In case you didn't know, the big three drug wholesalers – AmerisourceBergen (ABC), Cardinal Health (CAH), and McKesson Corp (MCK) – have been major participants in this trend.
Thanks to the fee-for-service transition, wholesalers have been able to reduce inventory investments and generate unprecedented levels of cash flow from operations. Wholesalers have used their cash to repurchase shares ($8.4B since January 2004), repay debt, and fund acquisitions. As a result, all 3 wholesalers now have very strong balance sheets and respectable Earnings per Share (EPS) growth.

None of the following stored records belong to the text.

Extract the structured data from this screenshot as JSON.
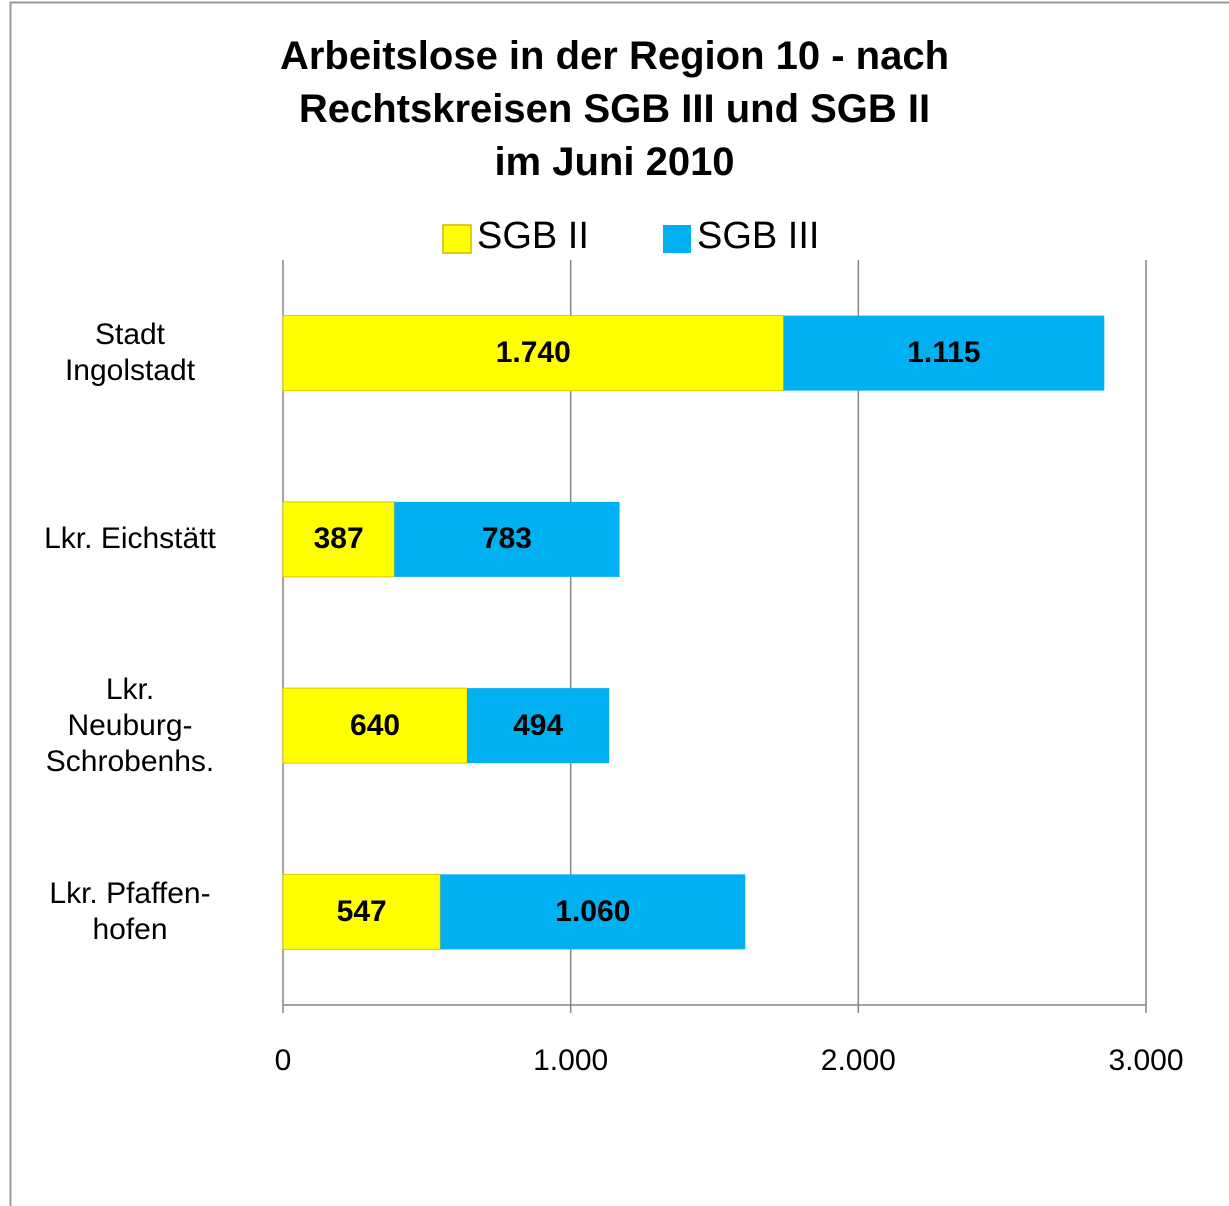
{
  "chart_data": {
    "type": "stacked-bar-horizontal",
    "title": "Arbeitslose in der Region 10 - nach\nRechtskreisen SGB III und SGB II\nim Juni 2010",
    "categories": [
      "Stadt\nIngolstadt",
      "Lkr. Eichstätt",
      "Lkr.\nNeuburg-\nSchrobenhs.",
      "Lkr. Pfaffen-\nhofen"
    ],
    "series": [
      {
        "name": "SGB II",
        "color": "#ffff00",
        "values": [
          1740,
          387,
          640,
          547
        ],
        "value_labels": [
          "1.740",
          "387",
          "640",
          "547"
        ]
      },
      {
        "name": "SGB III",
        "color": "#00b0f0",
        "values": [
          1115,
          783,
          494,
          1060
        ],
        "value_labels": [
          "1.115",
          "783",
          "494",
          "1.060"
        ]
      }
    ],
    "xlim": [
      0,
      3000
    ],
    "xticks": [
      0,
      {
        "value": 1000,
        "label": "1.000"
      },
      {
        "value": 2000,
        "label": "2.000"
      },
      {
        "value": 3000,
        "label": "3.000"
      }
    ],
    "grid": true,
    "legend": "top"
  }
}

Here are the total value of share repurchases by the Big 3 from 2004:Q1 through 2007:Q1, courtesy of Larry Marsh at Lehman Brothers:
ABC = $2.0 billion
CAH = $4.4 billion
MCK = $2.0 billion
You can see their relative stock performance using this nifty Yahoo! stock chart. Since January 2004, McKesson’s stock has doubled and AmerisourceBergen is up 80%. Cardinal’s stock performance has lagged the other two wholesalers, but they have also bought back more stock than the other two combined. Perhaps this is a signal that the company considers its shares to be undervalued.
The WSJ article suggests a few reasons for buybacks.
- Buybacks are a tax-efficient way to return cash to shareholders. Dividends are taxable but there is no tax due on a share buyback unless investors sell their shares.
- Buybacks signal that the company doesn’t know how to grow.
- Buybacks can benefit corporate executives, especially if their compensation is tied to EPS and share-price targets. Buybacks also benefit executives with large holdings of stock options.
I see at least three major ways for wholesalers to grow their core distribution businesses, so I’ll let you judge the relative merits of the other two possible explanations.